Since these discoveries were made, there has been increasing pressure on psychologists to explain brutal behaviour and its causes. However, experts have long known that a person is so complex and diverse that it is impossible to explain this behaviour with diagnoses, categories, or labels.
“When right-wing extremist Norwegian Anders Behring Breivik, who killed 77 people in cold blood, was tried, a psychiatric examination was arranged to examine whether he was sane, whether he had the legal capacity, and whether he understood what he was doing. The first examination found paranoid schizophrenia and a panel of experts leaned towards saying he did not have the legal capacity. But due to disagreement among the specialists themselves, a second expert examination was commissioned, which found that he did, after all, have the legal capacity, and arrived at several other diagnoses: autism, sociopathy, narcissism, etc,” Gailienė said.
According to her, this showed once again that there is no single answer and that those diagnostic labels are just names and constructs. However, in the case of Russian crimes in Ukraine, it is more reasonable to consider indoctrination, pathological ideologies, and moral dissociation – the so-called duality.
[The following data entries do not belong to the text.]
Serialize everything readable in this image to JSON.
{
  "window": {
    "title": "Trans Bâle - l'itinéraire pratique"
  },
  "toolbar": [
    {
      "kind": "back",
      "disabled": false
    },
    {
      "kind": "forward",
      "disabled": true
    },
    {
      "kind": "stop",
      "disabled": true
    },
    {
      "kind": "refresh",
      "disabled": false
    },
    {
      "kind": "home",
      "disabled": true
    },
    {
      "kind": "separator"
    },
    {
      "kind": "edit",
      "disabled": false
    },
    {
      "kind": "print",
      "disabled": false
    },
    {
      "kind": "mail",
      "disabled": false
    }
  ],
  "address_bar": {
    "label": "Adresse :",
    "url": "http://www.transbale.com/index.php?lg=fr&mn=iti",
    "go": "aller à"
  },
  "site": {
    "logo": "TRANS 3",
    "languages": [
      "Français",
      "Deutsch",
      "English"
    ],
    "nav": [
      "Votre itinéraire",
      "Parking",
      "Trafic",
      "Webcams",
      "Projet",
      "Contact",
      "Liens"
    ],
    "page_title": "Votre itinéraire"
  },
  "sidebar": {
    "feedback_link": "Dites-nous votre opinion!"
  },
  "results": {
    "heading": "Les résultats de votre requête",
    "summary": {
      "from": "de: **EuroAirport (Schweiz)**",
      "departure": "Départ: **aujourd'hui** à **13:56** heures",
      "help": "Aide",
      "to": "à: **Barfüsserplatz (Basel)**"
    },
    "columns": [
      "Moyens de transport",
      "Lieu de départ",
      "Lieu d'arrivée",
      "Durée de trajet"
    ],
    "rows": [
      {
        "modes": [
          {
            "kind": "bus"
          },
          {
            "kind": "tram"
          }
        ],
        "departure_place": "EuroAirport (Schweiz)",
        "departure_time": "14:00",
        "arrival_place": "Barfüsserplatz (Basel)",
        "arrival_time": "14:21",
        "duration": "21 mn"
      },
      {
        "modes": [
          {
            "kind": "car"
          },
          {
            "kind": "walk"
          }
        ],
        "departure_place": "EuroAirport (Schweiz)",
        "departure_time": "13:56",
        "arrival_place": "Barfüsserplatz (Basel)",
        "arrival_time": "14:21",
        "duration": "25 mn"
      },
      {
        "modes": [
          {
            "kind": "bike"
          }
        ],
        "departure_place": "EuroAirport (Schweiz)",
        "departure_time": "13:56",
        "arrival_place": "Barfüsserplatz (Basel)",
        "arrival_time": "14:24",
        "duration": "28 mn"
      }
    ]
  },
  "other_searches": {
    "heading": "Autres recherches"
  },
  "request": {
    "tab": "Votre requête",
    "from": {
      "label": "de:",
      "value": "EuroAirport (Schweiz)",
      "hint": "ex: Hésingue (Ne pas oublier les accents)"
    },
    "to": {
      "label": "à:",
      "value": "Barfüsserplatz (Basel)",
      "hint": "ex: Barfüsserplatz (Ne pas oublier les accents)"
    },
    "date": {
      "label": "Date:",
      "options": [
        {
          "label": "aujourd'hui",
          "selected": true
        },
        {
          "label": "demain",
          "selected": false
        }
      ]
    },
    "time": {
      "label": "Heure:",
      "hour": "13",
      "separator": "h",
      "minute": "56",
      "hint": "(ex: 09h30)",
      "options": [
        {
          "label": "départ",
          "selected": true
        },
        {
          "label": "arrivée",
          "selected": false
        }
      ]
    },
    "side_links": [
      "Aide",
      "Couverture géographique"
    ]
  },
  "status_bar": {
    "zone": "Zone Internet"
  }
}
According to the professor, to discuss the causes of violent crimes, one has to keep going back to Nazi psychological examinations and an assessment of the historical past in Germany.

A famous American psychoanalyst Robert Jay Lifton, who studied the psychological dimensions of war and genocide, tried to understand where inhumane cruelty comes from.
“He conducted a study about Nazi doctors who performed the most horrific experiments on prisoners in the camps. He talked to them, researched them, and discovered the duality of personality that manifests itself like this: one side of you doesn’t know what the other is doing,” Gailienė said.
“They seemed to be divided into two parts: in the camps, they, as doctors, conducted cruel experiments, were primitive and vulgar, but when they returned home, for vacation, for example, they again became quite refined, educated German doctors,” she added.
It is difficult for a person to overcome duality and, according to the psychologist, historical traumas and events show that analogous things can be said about societies as about a person.
“There are already some historians, anthropologists and psychologists trying to pinpoint what exactly happened in Russia and turned it into such a cruel nation, and one of the reasons is the pathological narrative,” the professor said.
“Even studies on terrorists show that the cruelty is based on ideology, lack of empathy, and the fact they do not bear personal liability. Once these mechanisms are ‘turned off', they start seeing other people as objects, as if they could do whatever they want with them.”